The most frequent are the straw man (misrepresenting the opposing view), the false dichotomy (presenting only two options when more exist), and the hasty generalization (drawing a broad conclusion from a single example). These tend to appear when students feel uncertain about the strength of their own evidence and overcorrect by weakening the opposition's case instead of strengthening their own.
How do I teach logical fallacies without overwhelming students with a long list?
Start with three to five fallacies that appear most often in the texts your class is already reading. Teach each one through a single vivid, contemporary example before introducing the term. Building a class fallacy wall where students post real-world examples throughout the unit keeps the vocabulary active and relevant without requiring memorization up front.
Is a logical fallacy always intentional?
No. Many writers use flawed reasoning without realizing it, especially when they feel strongly about their position. This is one reason peer review is such a useful strategy: a fresh reader spots gaps in logic that the original writer, who already 'knows' their conclusion, tends to skim past.

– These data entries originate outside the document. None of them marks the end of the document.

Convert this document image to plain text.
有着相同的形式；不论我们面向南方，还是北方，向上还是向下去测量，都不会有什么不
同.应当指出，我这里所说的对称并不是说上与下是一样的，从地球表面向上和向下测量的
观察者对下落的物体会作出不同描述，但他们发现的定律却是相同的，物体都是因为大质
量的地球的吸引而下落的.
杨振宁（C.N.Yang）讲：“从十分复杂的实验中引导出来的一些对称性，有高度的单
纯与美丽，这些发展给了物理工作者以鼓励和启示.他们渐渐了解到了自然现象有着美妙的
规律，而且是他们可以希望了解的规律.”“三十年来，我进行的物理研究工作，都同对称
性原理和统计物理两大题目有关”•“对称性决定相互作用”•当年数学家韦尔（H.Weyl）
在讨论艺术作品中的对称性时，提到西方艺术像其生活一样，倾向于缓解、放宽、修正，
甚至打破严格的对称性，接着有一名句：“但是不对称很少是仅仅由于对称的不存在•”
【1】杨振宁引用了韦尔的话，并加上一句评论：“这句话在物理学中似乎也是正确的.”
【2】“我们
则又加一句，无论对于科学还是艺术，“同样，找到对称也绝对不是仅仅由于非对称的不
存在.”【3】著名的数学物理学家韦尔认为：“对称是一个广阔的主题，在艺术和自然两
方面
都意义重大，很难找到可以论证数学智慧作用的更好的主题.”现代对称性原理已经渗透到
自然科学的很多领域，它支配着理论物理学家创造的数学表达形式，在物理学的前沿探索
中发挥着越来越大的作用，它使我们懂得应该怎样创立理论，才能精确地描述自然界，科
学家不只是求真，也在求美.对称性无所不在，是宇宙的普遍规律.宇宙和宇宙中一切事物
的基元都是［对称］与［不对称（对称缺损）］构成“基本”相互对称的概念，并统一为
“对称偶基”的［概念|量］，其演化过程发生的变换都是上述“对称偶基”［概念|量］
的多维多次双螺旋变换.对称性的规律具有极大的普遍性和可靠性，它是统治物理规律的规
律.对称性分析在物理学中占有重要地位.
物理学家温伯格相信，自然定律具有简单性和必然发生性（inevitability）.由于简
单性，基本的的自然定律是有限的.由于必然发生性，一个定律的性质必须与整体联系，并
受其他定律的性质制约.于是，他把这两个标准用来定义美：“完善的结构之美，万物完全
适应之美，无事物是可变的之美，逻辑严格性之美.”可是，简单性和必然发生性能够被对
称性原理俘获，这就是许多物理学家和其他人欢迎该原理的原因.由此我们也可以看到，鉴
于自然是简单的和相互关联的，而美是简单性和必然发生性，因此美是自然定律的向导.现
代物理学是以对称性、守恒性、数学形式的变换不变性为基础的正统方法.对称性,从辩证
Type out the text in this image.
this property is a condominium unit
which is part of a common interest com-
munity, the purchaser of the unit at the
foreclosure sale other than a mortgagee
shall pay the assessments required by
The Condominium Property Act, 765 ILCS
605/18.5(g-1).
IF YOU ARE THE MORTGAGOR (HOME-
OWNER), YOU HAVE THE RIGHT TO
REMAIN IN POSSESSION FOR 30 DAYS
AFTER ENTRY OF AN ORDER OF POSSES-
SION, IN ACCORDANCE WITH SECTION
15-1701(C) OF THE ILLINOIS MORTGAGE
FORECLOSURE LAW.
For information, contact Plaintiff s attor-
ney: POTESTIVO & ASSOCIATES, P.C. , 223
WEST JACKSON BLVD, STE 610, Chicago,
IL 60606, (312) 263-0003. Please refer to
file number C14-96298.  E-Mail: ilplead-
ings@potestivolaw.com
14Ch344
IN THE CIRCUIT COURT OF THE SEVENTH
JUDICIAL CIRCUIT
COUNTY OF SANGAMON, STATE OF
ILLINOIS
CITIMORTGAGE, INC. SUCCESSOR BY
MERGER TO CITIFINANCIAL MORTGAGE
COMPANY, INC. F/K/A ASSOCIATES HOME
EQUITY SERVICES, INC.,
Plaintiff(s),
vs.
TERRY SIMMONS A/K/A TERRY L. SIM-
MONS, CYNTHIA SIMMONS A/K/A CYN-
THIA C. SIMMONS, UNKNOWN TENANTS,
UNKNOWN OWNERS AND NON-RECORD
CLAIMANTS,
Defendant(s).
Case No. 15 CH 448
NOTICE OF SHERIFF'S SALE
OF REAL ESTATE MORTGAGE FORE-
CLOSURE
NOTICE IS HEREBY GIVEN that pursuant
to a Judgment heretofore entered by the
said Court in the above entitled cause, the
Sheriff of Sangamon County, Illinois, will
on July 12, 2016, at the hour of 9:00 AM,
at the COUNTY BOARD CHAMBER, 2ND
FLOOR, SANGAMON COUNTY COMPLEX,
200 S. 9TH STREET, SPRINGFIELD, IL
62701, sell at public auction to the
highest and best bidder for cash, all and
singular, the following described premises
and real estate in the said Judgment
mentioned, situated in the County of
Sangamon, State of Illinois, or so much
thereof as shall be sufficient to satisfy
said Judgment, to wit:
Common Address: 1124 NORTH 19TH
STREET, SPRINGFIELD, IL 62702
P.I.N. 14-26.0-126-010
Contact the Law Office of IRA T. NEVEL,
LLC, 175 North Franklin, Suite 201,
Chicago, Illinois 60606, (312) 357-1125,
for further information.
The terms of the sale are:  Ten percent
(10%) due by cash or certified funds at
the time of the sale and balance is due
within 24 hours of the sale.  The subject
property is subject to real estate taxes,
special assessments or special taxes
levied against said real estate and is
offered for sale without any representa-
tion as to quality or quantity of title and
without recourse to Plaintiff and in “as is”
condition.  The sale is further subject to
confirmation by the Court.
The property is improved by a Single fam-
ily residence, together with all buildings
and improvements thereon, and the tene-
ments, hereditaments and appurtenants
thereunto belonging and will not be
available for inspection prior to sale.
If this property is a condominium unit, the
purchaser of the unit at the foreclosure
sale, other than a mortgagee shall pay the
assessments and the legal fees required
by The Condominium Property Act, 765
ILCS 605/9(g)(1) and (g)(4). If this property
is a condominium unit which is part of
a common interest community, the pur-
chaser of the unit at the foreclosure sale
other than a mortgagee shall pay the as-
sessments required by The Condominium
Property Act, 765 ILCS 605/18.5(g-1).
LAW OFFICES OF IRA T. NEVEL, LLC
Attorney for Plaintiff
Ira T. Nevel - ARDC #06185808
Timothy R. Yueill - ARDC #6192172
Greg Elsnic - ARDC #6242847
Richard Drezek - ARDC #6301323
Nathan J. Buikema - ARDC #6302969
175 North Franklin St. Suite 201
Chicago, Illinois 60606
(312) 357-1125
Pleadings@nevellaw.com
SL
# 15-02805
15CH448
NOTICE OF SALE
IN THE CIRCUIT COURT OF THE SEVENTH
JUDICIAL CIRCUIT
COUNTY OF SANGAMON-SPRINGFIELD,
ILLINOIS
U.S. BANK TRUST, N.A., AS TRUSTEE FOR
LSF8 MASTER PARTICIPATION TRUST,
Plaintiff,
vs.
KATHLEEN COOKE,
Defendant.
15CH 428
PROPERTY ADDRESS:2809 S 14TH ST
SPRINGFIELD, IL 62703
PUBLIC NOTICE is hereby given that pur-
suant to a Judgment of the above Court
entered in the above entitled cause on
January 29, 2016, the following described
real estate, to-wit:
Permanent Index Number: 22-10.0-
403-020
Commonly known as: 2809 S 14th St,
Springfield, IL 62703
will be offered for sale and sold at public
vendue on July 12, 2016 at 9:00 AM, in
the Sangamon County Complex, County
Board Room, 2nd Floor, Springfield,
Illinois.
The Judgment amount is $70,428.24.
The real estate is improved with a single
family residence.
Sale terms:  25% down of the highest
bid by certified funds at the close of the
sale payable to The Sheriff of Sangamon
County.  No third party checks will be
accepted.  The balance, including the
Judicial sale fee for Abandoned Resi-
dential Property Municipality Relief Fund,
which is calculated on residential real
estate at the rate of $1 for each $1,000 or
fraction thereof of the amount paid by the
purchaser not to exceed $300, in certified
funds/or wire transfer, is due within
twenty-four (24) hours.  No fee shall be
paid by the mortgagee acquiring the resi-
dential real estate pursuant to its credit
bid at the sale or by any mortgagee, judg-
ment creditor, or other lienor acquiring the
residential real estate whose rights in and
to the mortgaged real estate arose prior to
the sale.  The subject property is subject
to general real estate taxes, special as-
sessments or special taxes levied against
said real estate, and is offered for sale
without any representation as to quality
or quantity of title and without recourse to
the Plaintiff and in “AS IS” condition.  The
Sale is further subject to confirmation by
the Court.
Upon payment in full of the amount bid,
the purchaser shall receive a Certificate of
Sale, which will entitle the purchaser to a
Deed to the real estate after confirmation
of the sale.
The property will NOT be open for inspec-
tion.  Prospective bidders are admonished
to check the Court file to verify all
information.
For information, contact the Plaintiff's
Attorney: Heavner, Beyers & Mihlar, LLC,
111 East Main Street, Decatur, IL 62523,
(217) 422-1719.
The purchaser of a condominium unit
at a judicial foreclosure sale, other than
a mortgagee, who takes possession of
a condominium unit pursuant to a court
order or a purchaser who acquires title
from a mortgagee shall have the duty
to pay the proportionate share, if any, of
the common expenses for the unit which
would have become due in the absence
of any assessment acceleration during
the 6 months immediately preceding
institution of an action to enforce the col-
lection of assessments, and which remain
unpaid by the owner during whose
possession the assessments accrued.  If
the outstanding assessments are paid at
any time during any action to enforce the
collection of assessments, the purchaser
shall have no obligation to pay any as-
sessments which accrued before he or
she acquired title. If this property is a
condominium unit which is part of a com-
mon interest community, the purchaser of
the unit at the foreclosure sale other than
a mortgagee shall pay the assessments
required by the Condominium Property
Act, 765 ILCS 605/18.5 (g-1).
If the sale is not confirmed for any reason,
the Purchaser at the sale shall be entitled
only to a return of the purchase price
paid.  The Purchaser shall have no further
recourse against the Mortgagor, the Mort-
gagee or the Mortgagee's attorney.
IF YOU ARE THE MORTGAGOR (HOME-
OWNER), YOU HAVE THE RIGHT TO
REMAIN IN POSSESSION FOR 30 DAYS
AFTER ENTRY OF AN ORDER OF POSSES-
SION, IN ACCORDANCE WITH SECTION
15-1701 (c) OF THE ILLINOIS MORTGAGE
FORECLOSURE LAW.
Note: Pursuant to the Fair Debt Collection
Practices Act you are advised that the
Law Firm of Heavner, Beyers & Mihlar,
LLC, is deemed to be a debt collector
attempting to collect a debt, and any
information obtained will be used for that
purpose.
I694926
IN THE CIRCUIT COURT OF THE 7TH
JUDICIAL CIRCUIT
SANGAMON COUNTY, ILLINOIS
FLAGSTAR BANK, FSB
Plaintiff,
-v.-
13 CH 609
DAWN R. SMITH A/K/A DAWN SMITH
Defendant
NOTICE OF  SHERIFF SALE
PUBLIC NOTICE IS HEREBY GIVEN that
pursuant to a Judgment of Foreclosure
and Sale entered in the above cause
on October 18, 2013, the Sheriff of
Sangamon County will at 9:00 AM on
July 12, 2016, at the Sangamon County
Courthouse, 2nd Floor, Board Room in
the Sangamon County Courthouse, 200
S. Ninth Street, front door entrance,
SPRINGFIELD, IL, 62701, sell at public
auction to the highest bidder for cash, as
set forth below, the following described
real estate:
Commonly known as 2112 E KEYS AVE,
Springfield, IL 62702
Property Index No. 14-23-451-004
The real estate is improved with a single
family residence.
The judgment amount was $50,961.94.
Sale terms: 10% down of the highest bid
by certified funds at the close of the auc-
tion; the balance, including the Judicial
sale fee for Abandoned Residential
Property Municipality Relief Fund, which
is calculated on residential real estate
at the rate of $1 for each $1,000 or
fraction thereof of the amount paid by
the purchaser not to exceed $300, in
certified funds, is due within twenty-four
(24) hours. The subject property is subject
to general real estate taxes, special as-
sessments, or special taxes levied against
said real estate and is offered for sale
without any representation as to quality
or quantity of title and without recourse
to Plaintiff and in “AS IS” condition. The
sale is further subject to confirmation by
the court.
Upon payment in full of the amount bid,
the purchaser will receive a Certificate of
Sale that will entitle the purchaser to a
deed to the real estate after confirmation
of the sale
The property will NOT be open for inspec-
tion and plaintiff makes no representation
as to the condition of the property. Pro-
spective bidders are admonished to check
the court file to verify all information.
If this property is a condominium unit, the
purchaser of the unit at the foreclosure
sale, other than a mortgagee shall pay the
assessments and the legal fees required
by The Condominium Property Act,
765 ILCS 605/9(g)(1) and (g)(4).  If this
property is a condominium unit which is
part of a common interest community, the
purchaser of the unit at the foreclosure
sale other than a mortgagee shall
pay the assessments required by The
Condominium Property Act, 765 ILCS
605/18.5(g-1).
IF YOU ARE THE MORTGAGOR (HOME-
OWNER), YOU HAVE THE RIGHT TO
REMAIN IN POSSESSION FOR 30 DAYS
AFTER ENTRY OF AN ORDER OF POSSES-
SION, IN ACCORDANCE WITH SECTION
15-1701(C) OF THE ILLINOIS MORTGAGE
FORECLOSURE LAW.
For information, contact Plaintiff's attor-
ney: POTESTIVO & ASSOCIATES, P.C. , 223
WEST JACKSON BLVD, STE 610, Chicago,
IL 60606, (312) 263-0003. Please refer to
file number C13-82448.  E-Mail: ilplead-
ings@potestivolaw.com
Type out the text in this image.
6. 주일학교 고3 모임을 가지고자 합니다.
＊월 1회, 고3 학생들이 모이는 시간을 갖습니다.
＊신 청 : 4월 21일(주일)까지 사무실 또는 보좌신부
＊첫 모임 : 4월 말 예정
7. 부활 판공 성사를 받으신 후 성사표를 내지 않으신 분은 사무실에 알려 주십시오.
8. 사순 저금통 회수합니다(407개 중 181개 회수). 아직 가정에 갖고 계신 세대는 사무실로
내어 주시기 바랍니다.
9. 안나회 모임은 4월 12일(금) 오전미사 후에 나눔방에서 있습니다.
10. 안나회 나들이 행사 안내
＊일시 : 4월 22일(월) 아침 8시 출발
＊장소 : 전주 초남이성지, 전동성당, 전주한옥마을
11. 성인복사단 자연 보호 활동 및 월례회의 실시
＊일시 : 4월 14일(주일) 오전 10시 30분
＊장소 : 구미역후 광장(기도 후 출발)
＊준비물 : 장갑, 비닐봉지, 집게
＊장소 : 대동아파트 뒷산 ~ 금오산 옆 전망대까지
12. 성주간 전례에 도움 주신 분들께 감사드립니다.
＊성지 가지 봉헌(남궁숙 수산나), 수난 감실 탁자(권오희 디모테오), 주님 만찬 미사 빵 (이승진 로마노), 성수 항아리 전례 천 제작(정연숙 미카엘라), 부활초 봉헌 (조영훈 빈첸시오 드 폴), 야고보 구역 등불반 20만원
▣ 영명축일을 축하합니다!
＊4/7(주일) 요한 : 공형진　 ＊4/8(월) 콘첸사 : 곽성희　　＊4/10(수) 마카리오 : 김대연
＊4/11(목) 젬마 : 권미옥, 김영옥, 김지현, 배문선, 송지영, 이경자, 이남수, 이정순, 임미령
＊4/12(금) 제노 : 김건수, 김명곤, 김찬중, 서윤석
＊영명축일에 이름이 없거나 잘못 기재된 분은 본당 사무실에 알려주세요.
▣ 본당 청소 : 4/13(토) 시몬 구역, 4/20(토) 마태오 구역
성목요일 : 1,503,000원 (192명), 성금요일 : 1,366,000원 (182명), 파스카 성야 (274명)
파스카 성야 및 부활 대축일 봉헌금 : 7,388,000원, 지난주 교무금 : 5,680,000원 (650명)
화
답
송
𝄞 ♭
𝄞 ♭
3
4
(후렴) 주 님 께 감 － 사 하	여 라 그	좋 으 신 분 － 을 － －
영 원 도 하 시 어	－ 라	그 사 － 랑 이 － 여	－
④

Framing fallacy identification as a normal part of revision reduces defensiveness.
How does active learning help students avoid fallacies in their own writing?
When students practice identifying fallacies in real-time discussions and peer drafts, they build a habit of questioning reasoning as they write, not just after the fact. Role-play arguments and collaborative fallacy hunts give students the language and instinct to catch flawed reasoning before it lands on the page, making fallacy avoidance a compositional skill rather than a proofreading afterthought.